How about the new Maserati Levante Ghibli sedan?
The Italian luxury and sports car maker has shoehorned its Ferrari-built 3.8-litre V8 beneath the bonnet of its mid-sized Ghibli sedan as part of an expansion of its Trofeo collection.
The new engine is the same unit that made its debut in the 2018 Levante Trofeo SUV, the most extreme and powerful version of the trident brand’s big off-roader.
Now, the smaller Ghibli (pictured above) and larger Quattroporte (pictured below) sedans are also available in Trofeo specification, each representing the pinnacle of sports luxury in their respective ranges.
The V8 engine at the heart of these new Maserati sedans is a 3.8-litre twin turbo V8 with power output of 433kW at 6250rpm and peak torque of 730Nm.
The engine is built at Ferrari’s Maranello plant to Maserati’s specifications, with recent modifications freeing up even more power for fitment to the sedans.
Although completely new for Ghibli, the V8 engine has already been used in the past on Quattroporte GTS, albeit in a 395kW tune.
Now, with the engine’s wick turned up to deliver 433kW, Maserati claims the Ghibli and Quattroporte Trofeo are its fastest sedans ever, each with a top speed of 326km/h.
By comparison, the 2.1-tonne Levante Trofeo is a relative slug, with a maximum speed of just 302km/h, despite benefiting from the same power and torque upgrades.
The new Ghibli and Quattroporte Trofeo sedans incorporate the same Integrated Vehicle Control (IVC) system as underpins the Levante Trofeo, with a specific setup that guarantees enhanced driving dynamics, greater active safety and even more thrilling performance.
The sedans feature a Corsa button that sets the car for an even sportier driving style, as well as Launch Control, which electronically controls the engine and transmission to deliver maximum off-the-mark acceleration.
In addition to extra performance and the distinctive aural signature of their V8 exhaust note, the Trofeo collection models feature special stylistic touches to differentiate them from others in the range.
The rear light clusters have been completely restyled on both sedans, with a boomerang-like profile inspired by the 3200 GT and the Alfieri concept car.
The grilles are finished in a glossy piano black and there are splashes of carbon fibre on the front air duct trims and the rear diffusers.

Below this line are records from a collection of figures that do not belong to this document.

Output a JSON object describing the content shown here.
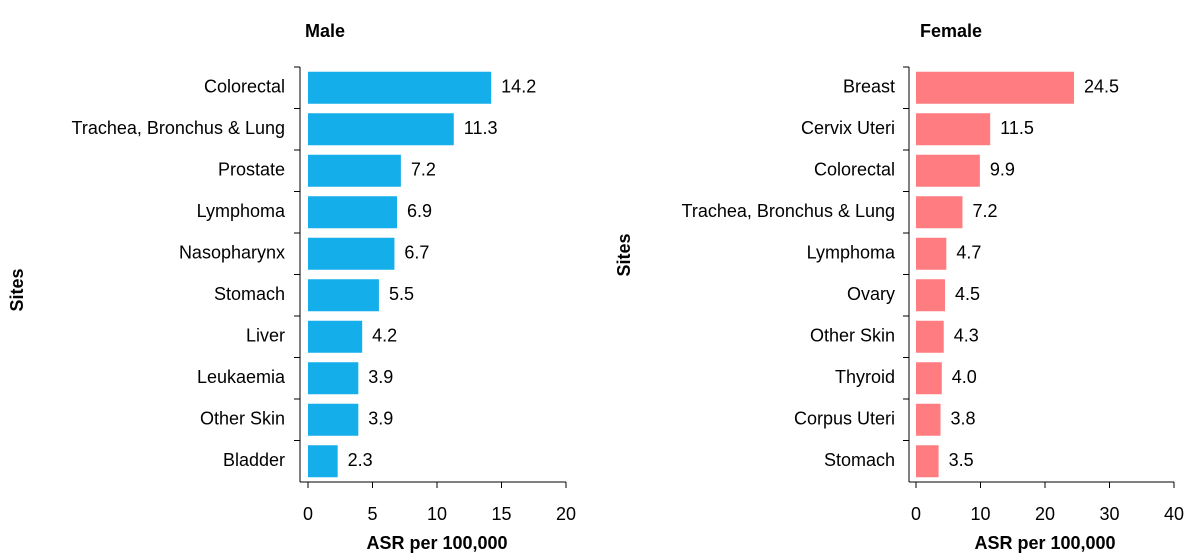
{
  "chart_data": [
    {
      "type": "bar",
      "orientation": "horizontal",
      "title": "Male",
      "ylabel": "Sites",
      "xlabel": "ASR per 100,000",
      "categories": [
        "Colorectal",
        "Trachea, Bronchus & Lung",
        "Prostate",
        "Lymphoma",
        "Nasopharynx",
        "Stomach",
        "Liver",
        "Leukaemia",
        "Other Skin",
        "Bladder"
      ],
      "values": [
        14.2,
        11.3,
        7.2,
        6.9,
        6.7,
        5.5,
        4.2,
        3.9,
        3.9,
        2.3
      ],
      "color": "#14aeea",
      "xlim": [
        0,
        20
      ],
      "xticks": [
        0,
        5,
        10,
        15,
        20
      ]
    },
    {
      "type": "bar",
      "orientation": "horizontal",
      "title": "Female",
      "ylabel": "Sites",
      "xlabel": "ASR per 100,000",
      "categories": [
        "Breast",
        "Cervix Uteri",
        "Colorectal",
        "Trachea, Bronchus & Lung",
        "Lymphoma",
        "Ovary",
        "Other Skin",
        "Thyroid",
        "Corpus Uteri",
        "Stomach"
      ],
      "values": [
        24.5,
        11.5,
        9.9,
        7.2,
        4.7,
        4.5,
        4.3,
        4.0,
        3.8,
        3.5
      ],
      "value_labels": [
        "24.5",
        "11.5",
        "9.9",
        "7.2",
        "4.7",
        "4.5",
        "4.3",
        "4.0",
        "3.8",
        "3.5"
      ],
      "color": "#ff7c80",
      "xlim": [
        0,
        40
      ],
      "xticks": [
        0,
        10,
        20,
        30,
        40
      ]
    }
  ]
}
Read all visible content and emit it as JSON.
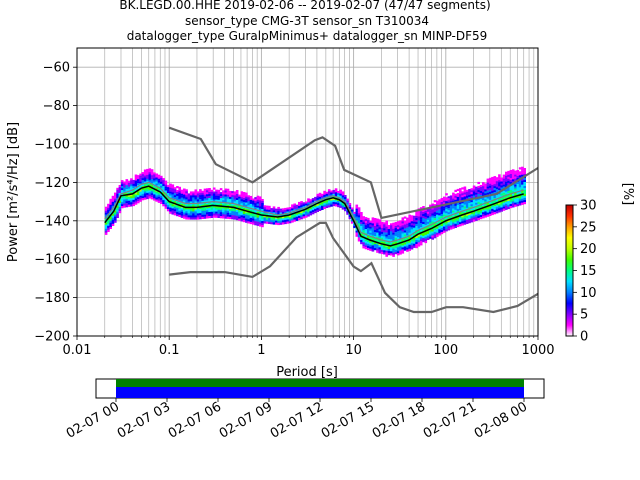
{
  "title_lines": [
    "BK.LEGD.00.HHE   2019-02-06 -- 2019-02-07  (47/47 segments)",
    "sensor_type CMG-3T sensor_sn T310034",
    "datalogger_type GuralpMinimus+ datalogger_sn MINP-DF59"
  ],
  "colorbar": {
    "label": "[%]",
    "ticks": [
      "0",
      "5",
      "10",
      "15",
      "20",
      "25",
      "30"
    ],
    "range": [
      0,
      30
    ],
    "colors": [
      "#ffffff",
      "#ff00ff",
      "#8000ff",
      "#0000ff",
      "#0080ff",
      "#00e0ff",
      "#00ff80",
      "#40ff00",
      "#c0ff00",
      "#ffff00",
      "#ffa000",
      "#ff3000",
      "#c00000"
    ]
  },
  "timeline": {
    "ticks": [
      "02-07 00",
      "02-07 03",
      "02-07 06",
      "02-07 09",
      "02-07 12",
      "02-07 15",
      "02-07 18",
      "02-07 21",
      "02-08 00"
    ],
    "colors": {
      "upper": "#008000",
      "lower": "#0000ff"
    }
  },
  "chart_data": {
    "type": "heatmap",
    "xlabel": "Period [s]",
    "ylabel": "Power [m²/s⁴/Hz] [dB]",
    "xscale": "log",
    "xlim": [
      0.01,
      1000
    ],
    "ylim": [
      -200,
      -50
    ],
    "xticks": [
      "0.01",
      "0.1",
      "1",
      "10",
      "100",
      "1000"
    ],
    "yticks": [
      "−200",
      "−180",
      "−160",
      "−140",
      "−120",
      "−100",
      "−80",
      "−60"
    ],
    "grid": true,
    "series": [
      {
        "role": "mode",
        "color": "#000000",
        "x": [
          0.02,
          0.025,
          0.03,
          0.04,
          0.05,
          0.06,
          0.08,
          0.1,
          0.15,
          0.2,
          0.3,
          0.5,
          0.7,
          1,
          1.5,
          2,
          3,
          4,
          5,
          6,
          7,
          8,
          10,
          12,
          15,
          20,
          25,
          30,
          40,
          50,
          70,
          100,
          150,
          200,
          300,
          500,
          700
        ],
        "y": [
          -141,
          -135,
          -127,
          -126,
          -123,
          -122,
          -125,
          -130,
          -133,
          -133,
          -132,
          -133,
          -135,
          -137,
          -138,
          -137,
          -134,
          -131,
          -129,
          -128,
          -129,
          -131,
          -140,
          -148,
          -150,
          -152,
          -153,
          -152,
          -150,
          -147,
          -144,
          -140,
          -137,
          -135,
          -132,
          -128,
          -126
        ]
      },
      {
        "role": "mean",
        "color": "#808080",
        "x": [
          0.02,
          0.025,
          0.03,
          0.04,
          0.05,
          0.06,
          0.08,
          0.1,
          0.15,
          0.2,
          0.3,
          0.5,
          0.7,
          1,
          1.5,
          2,
          3,
          4,
          5,
          6,
          7,
          8,
          10,
          12,
          15,
          20,
          25,
          30,
          40,
          50,
          70,
          100,
          150,
          200,
          300,
          500,
          700
        ],
        "y": [
          -139,
          -133,
          -126,
          -124,
          -121,
          -120,
          -123,
          -128,
          -131,
          -131,
          -130,
          -131,
          -133,
          -135,
          -137,
          -136,
          -133,
          -130,
          -128,
          -127,
          -128,
          -130,
          -138,
          -146,
          -148,
          -150,
          -151,
          -150,
          -148,
          -145,
          -142,
          -138,
          -135,
          -133,
          -130,
          -126,
          -124
        ]
      },
      {
        "role": "nhnm",
        "color": "#666666",
        "x": [
          0.1,
          0.22,
          0.32,
          0.8,
          3.8,
          4.6,
          6.3,
          7.9,
          15.4,
          20,
          354.8,
          1000
        ],
        "y": [
          -91.5,
          -97.4,
          -110.5,
          -120.0,
          -98.0,
          -96.5,
          -101.0,
          -113.5,
          -120.0,
          -138.5,
          -126.0,
          -112.5
        ]
      },
      {
        "role": "nlnm",
        "color": "#666666",
        "x": [
          0.1,
          0.17,
          0.4,
          0.8,
          1.24,
          2.4,
          4.3,
          5.0,
          6.0,
          10.0,
          12.0,
          15.6,
          21.9,
          31.6,
          45.0,
          70.0,
          101.0,
          154.0,
          328.0,
          600.0,
          1000.0
        ],
        "y": [
          -168.0,
          -166.7,
          -166.7,
          -169.2,
          -163.7,
          -148.6,
          -141.1,
          -141.1,
          -149.0,
          -163.8,
          -166.2,
          -162.1,
          -177.5,
          -185.0,
          -187.5,
          -187.5,
          -185.0,
          -185.0,
          -187.5,
          -184.4,
          -178.0
        ]
      }
    ]
  }
}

Other stying enhancements include 21-inch aluminium Orione wheels, red detailing on the side air vents, and a lightning bolt on the Trident badge on the C-pillars.
Inside, the Trofeo models feature a new on-board panel that displays an exclusive interface at switch-on, the headrests bear the Trofeo badge, and the interior is clad in full-grain Pieno Fiore natural leather.
The ADAS system has evolved to include new functions and, thanks to active driving assist, the assisted driving function can now be activated on urban roads as well as highways.
New technologies also appear in MIA (Maserati Intelligent Assistant), the multimedia screen with upgraded resolution and a larger 10.1-inch size on the sedans.
Maserati Australia has not yet released pricing or specifications for this market, but a spokesperson said the new models were expected to arrive in Australia in early 2021.
Expect pricing to be north of the current range toppers in the respective ranges: the 3.0-litre twin turbo V6 powered Ghibli S Gran Sport, at $184,990; and the 3.8-litre V8 twin turbo powered Quattroporte GranLusso, at $299,990.